It has been a while since I’ve been working as SRE/Platform/Cloud Engineer, and lately and I realize I’ve been repeating some questions to developers that I rarely get an answer for straight away.

These are not meant to make anyone’s life harder, au contraire, the whole pourpose of having a solid answer to this list of questions, is to make everyone less worried about the probabilty of some high stakes, overnight failure or a data handling missuse that could potentially cause big losses, and of course a lot of unnecessary stress.

If you’re a Software Engineer/Developer, then consider that a service (at least, for me), is a piece of code running in a live production system, that YOU wrote, only YOU know how it works, thus YOU own.

List of questions I’d like to get an answer from devs on any new service deployment request:

  • How can I check the health of the service ?

    • Did you securely configured endpoints that I can ping periodically?
    • Is it going to use the same port as the service ?
  • How can I safely and gracefully restart the service ?

    • Does graceful shutdowns wait for inflight requests to finish?
    • If I restart the service, will there be any disruption or performance degradation?
  • How and why would the service fail ?

    • Does it has any external dependencies ?
    • And what happens if it does ?
    • Do you have a playbook, or sequence of steps, to bring the service back up?
  • Do you use appropriate logging levels depending on the environments ? i.e. (TRACE & DEBUG should not go to production)

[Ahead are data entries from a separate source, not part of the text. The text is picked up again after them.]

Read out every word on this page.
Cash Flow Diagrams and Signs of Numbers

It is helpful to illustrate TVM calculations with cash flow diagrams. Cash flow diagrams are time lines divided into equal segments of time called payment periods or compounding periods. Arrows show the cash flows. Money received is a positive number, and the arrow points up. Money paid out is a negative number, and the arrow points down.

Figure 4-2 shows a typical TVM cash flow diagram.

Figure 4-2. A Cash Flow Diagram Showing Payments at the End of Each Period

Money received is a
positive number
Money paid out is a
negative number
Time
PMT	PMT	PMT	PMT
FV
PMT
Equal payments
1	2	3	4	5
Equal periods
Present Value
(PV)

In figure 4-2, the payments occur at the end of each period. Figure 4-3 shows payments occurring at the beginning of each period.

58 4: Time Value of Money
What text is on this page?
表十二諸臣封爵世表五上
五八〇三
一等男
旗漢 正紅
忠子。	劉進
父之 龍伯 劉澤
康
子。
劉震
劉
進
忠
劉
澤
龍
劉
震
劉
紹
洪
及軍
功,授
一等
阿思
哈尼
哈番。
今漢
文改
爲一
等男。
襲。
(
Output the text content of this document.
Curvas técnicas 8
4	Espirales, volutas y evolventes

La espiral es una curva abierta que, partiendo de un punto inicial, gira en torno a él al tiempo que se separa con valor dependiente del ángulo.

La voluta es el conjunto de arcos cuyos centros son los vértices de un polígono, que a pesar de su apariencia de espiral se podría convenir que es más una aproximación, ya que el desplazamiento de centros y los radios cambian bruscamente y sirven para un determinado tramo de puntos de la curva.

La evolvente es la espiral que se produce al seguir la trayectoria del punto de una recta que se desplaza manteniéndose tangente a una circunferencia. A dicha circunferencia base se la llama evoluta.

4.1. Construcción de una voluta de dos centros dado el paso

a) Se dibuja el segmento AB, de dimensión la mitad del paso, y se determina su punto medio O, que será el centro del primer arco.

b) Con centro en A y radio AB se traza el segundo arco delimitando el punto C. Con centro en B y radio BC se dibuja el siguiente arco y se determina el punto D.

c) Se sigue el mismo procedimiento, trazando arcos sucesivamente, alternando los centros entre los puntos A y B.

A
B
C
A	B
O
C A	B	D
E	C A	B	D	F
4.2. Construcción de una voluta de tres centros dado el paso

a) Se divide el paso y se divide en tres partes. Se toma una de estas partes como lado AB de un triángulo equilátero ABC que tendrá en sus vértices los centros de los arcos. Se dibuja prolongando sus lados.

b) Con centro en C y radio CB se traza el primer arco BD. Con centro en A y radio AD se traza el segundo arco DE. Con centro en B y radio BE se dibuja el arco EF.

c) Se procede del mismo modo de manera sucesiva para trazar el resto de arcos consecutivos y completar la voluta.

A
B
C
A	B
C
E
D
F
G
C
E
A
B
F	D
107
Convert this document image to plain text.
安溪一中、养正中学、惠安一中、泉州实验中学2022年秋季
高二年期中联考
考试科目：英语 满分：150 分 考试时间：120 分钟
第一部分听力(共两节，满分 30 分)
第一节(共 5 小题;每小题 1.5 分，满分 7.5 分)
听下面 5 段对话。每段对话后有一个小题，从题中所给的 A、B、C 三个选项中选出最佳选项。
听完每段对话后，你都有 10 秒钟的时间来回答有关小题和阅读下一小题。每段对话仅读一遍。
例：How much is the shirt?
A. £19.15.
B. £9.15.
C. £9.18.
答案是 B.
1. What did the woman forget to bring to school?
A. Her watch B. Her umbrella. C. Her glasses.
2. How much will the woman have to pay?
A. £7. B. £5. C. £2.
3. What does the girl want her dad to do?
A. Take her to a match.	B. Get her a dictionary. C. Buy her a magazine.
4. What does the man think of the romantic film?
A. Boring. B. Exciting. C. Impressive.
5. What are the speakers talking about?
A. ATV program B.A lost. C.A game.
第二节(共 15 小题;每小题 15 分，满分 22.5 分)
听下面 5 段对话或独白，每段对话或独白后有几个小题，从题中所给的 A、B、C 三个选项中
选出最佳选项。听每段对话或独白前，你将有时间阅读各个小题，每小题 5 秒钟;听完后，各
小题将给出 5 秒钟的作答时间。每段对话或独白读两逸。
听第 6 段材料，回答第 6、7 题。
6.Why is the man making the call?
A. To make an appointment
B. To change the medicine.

    • Are you logging to stdout ?
    • What format of logs are you using, (JSON, PLAINTEXT)?
  • What kind of metrics are you exposing ?

    • Are you measuring the RED signals?
      • Rate (# of requests per second)
      • Errors (# of errors per second) and
      • Duration (time each request takes)
  • Is there any documentation/design specification for the service ?

    • Are you using gRPC or REST ?
    • How can I see the API contract?
    • Do you have a OpenAPI/Swagger spec
  • How does the data flow through the service ?

    • Do you have any PII/Sensitive data flowing through the service?
    • Is any part of the data captured in the service logs?
  • What is the testing coverage for this service ?

    • Do you wrote unit, integration tests for it?
    • Is there a end to end test that I can run discard issues?

My conundrum lies on the following:

  • Luckily, much of this overhead can be alleviated with a service template that I can control and upgrade overtime.

  • But… that same template can abstract and hide away these answers from devs, causing them to ignore issues and fail to react when their services fail.